Leesfragment: Slapeloze Nachten

02 juli 2022 , door Elizabeth Hardwick
|

Vanaf 5 juli terug in onze boekhandels: Elizabeth Hardwicks Slapeloze Nachten (Sleepless Nights), vertaald door C.A.G. van den Broek, nu met een inleiding door Lauren Groff. Lees bij ons een fragment!

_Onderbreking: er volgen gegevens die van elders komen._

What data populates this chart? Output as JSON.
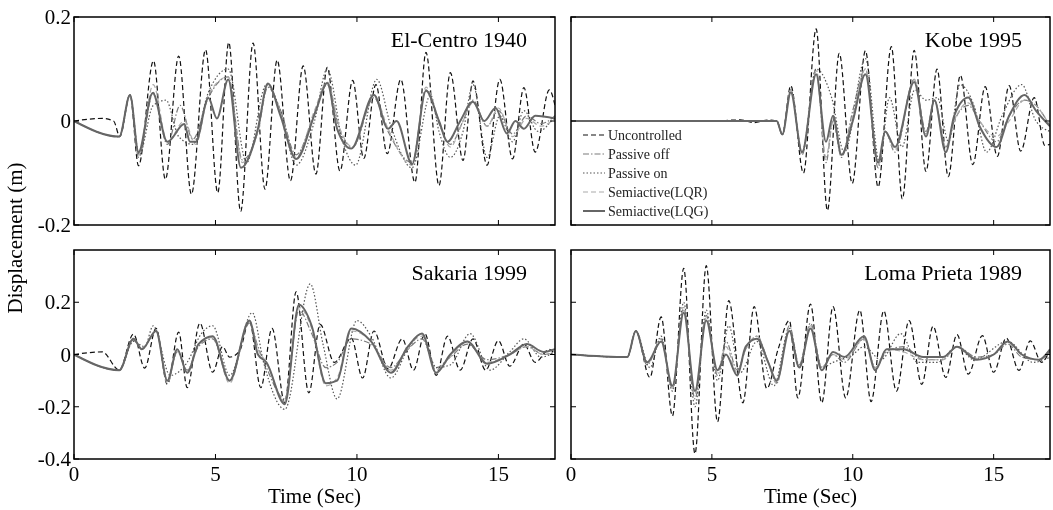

Deze beroemde autobiografische roman behoort tot de klassieken van de naoorlogse Amerikaanse literatuur. In Slapeloze nachten kijkt een vrouw terug op haar leven. Een stoet van mensen trekt aan haar voorbij, ze bezoekt plaatsen van weleer en beleeft opnieuw beslissende wendingen in haar bestaan. In een meanderende stroom van herinneringen, bespiegelingen, portretten, brieven, verlangens en dromen, vertelt de hoofdpersoon haar verhaal. Een verhaal van eenzaamheid, echtscheiding, liefde, verloren intimiteit, bittere jeugd, maar ook van boeken, schrijvers, reizen en ontmoetingen.

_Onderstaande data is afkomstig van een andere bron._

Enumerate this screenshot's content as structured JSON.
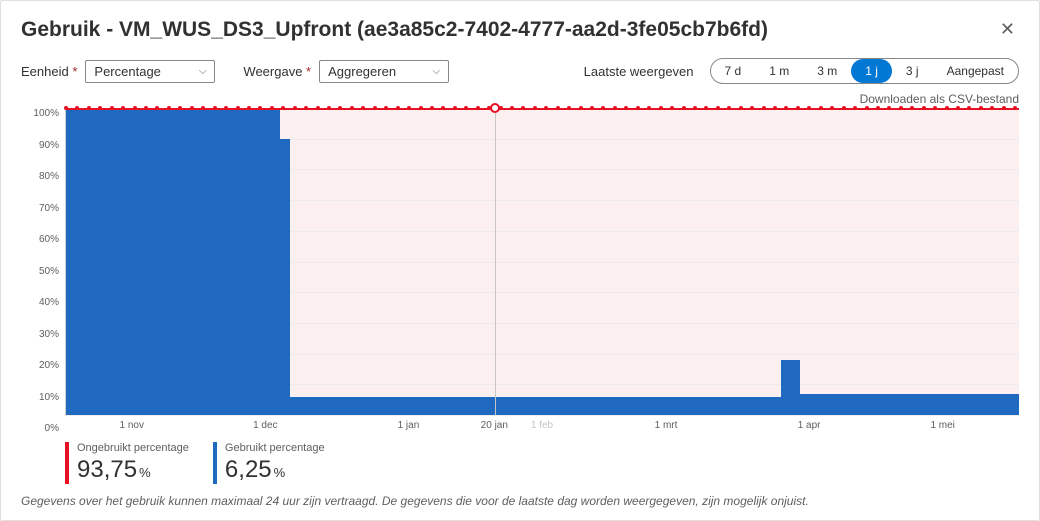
{
  "header": {
    "title": "Gebruik - VM_WUS_DS3_Upfront (ae3a85c2-7402-4777-aa2d-3fe05cb7b6fd)"
  },
  "controls": {
    "unit_label": "Eenheid",
    "unit_value": "Percentage",
    "view_label": "Weergave",
    "view_value": "Aggregeren",
    "range_label": "Laatste weergeven",
    "ranges": [
      "7 d",
      "1 m",
      "3 m",
      "1 j",
      "3 j",
      "Aangepast"
    ],
    "active_range_index": 3
  },
  "download_label": "Downloaden als CSV-bestand",
  "legend": {
    "unused": "ONGEBRUIKT PERCENTAGE",
    "used": "GEBRUIKT PERCENTAGE"
  },
  "chart": {
    "type": "area",
    "y_ticks": [
      "100%",
      "90%",
      "80%",
      "70%",
      "60%",
      "50%",
      "40%",
      "30%",
      "20%",
      "10%",
      "0%"
    ],
    "x_ticks": [
      {
        "label": "1 nov",
        "pos": 7
      },
      {
        "label": "1 dec",
        "pos": 21
      },
      {
        "label": "1 jan",
        "pos": 36
      },
      {
        "label": "20 jan",
        "pos": 45
      },
      {
        "label": "1 feb",
        "pos": 50,
        "muted": true
      },
      {
        "label": "1 mrt",
        "pos": 63
      },
      {
        "label": "1 apr",
        "pos": 78
      },
      {
        "label": "1 mei",
        "pos": 92
      }
    ],
    "ylim": [
      0,
      100
    ],
    "colors": {
      "unused_line": "#e81123",
      "used_fill": "#1f69c0",
      "pink_bg": "#fbefef",
      "grid": "#edebe9",
      "background": "#ffffff",
      "axis_text": "#605e5c"
    },
    "hover": {
      "x_pos_pct": 45,
      "x_label": "20 jan"
    },
    "used_series": [
      {
        "start": 0,
        "end": 22.5,
        "height": 100
      },
      {
        "start": 22.5,
        "end": 23.5,
        "height": 90
      },
      {
        "start": 23.5,
        "end": 75,
        "height": 6
      },
      {
        "start": 75,
        "end": 77,
        "height": 18
      },
      {
        "start": 77,
        "end": 100,
        "height": 7
      }
    ],
    "unused_line_y": 100
  },
  "stats": {
    "unused": {
      "label": "Ongebruikt percentage",
      "value": "93,75",
      "unit": "%",
      "color": "#e81123"
    },
    "used": {
      "label": "Gebruikt percentage",
      "value": "6,25",
      "unit": "%",
      "color": "#1f69c0"
    }
  },
  "footnote": "Gegevens over het gebruik kunnen maximaal 24 uur zijn vertraagd. De gegevens die voor de laatste dag worden weergegeven, zijn mogelijk onjuist."
}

Hardwick gebruikt alle literaire genres voor haar virtuoze spel met fictie en werkelijkheid. ‘Het leest,’ schreef The New York Times, ‘soms als poëzie, soms als een essay, soms als bijtend commentaar, soms als een zelfmoord-briefje. Maar deze roman omvat alles, en is adembenemend.’

 

Deel Een

Het is juni. Dit is wat ik zojuist besloten heb om met mijn leven te gaan doen. Ik zal dit vervormde en zelfs verwrongen geheugenwerk verrichten en dit leven leiden, het leven dat ik tegenwoordig leef. Iedere morgen de blauwe klok en de gehaakte sprei met zijn roze en blauwe en grijze ruiten en vierkanten. Wat knus toch – dit product van een afgeleefde oude vrouw in een slonzig verpleegtehuis. De knusheid in een lusteloos gevecht met slonzigheid en treurnis – zo zie ik het maar. Mooier nog vind ik het tafeltje met de telefoon, de boeken en tijdschriften, de Times bij de deur, het onophoudelijke lied van grove, grommende vrachtauto’s op straat.

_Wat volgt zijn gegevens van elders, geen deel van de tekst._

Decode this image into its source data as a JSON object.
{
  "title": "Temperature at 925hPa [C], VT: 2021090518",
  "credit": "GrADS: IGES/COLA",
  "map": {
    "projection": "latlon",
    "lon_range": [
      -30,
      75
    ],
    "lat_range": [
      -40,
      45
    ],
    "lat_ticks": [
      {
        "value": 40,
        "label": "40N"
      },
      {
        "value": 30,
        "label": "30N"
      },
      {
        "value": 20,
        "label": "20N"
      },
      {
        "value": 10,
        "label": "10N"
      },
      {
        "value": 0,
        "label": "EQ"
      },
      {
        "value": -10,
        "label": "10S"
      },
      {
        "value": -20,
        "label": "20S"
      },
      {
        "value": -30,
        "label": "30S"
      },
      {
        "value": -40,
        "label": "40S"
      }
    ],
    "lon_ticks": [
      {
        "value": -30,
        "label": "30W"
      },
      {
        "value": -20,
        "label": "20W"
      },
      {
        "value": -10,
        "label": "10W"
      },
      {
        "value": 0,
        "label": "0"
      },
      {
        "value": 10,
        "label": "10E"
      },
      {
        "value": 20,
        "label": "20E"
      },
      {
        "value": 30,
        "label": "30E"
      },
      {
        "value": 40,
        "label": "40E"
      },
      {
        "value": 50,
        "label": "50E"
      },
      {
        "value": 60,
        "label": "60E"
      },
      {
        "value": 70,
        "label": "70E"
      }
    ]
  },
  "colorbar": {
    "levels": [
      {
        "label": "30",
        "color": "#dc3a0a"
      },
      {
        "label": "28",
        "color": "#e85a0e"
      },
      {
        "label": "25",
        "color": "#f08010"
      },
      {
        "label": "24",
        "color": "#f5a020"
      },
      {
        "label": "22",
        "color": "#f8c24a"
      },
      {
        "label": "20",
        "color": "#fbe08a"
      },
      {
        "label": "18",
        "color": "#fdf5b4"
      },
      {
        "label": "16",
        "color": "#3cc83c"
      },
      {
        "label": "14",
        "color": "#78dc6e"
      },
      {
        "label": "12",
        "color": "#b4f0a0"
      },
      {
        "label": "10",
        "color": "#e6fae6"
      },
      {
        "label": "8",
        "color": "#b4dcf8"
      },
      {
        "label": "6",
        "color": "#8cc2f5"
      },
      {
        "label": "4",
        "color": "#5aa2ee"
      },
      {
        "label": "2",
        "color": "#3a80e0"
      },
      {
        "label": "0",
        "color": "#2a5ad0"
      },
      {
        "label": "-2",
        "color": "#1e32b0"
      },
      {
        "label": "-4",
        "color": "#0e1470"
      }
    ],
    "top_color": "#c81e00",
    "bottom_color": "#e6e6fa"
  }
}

Wist ik maar wat men zich moet herinneren of meent te herinneren. Je moet een besluit nemen en dan zal alles, wat je van de voorbije dingen wilt terughalen, zichzelf weer aanbieden. Je kunt ze uitkiezen alsof je een blikje van een plank haalt. Misschien. Op één blikje zou vermeld staan: Rand Avenue in Kentucky – en sommige mensen zouden nog wel weten dat het adres in elk geval juist is. In dat blikje zitten de donker wordende veranda’s in de winter, de gaskachels, de drukte.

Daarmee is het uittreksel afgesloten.